The Commission voted to proceed with the proposed tests, at a cost of about $44,000.  The tests will entail sealing off four selected local regions of the library with plastic sheeting and then measuring the PCB levels on surfaces and in the air.  Other contractors would perform the tests, under Mr. May’s cognizance.

Testing would be done with normal ventilation, and only after the HVAC balance had been assured.  Air balance tests have been delayed by slow progress on the new air diffusers and difficulty in obtaining certain needed air filters.

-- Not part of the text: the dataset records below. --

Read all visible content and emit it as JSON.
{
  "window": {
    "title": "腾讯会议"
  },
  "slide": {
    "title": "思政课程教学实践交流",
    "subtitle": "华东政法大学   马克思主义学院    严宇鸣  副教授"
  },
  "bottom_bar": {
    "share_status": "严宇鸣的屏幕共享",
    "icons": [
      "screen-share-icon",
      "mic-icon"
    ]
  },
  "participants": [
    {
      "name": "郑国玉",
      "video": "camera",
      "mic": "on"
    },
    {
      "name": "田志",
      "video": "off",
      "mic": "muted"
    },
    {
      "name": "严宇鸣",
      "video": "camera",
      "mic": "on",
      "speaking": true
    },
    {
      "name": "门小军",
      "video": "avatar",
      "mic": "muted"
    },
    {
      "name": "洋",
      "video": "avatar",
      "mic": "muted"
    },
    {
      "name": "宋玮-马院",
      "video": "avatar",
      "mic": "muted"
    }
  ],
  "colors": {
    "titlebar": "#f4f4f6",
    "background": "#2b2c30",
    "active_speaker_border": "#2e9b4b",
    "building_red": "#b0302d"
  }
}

In the Public Works Department, Julie Oakes, Town Facilities Manager, has been obtaining rough  quotations or cost estimates for various courses of action, mostly involving clean-up and encapsulation (the two-dollar word for painting or sealing off contamination that can’t readily be removed).

First Selectman Melissa Mack, at the June 16 meeting, commented on the daunting cost estimates with what appears to be the understatement of the month. She said, “This is an issue!”  She spoke of the possibility of help from certain state grants the Town is seeking.

The status of the required auditorium egress corrections that have been identified is not the Commission’s first priority now.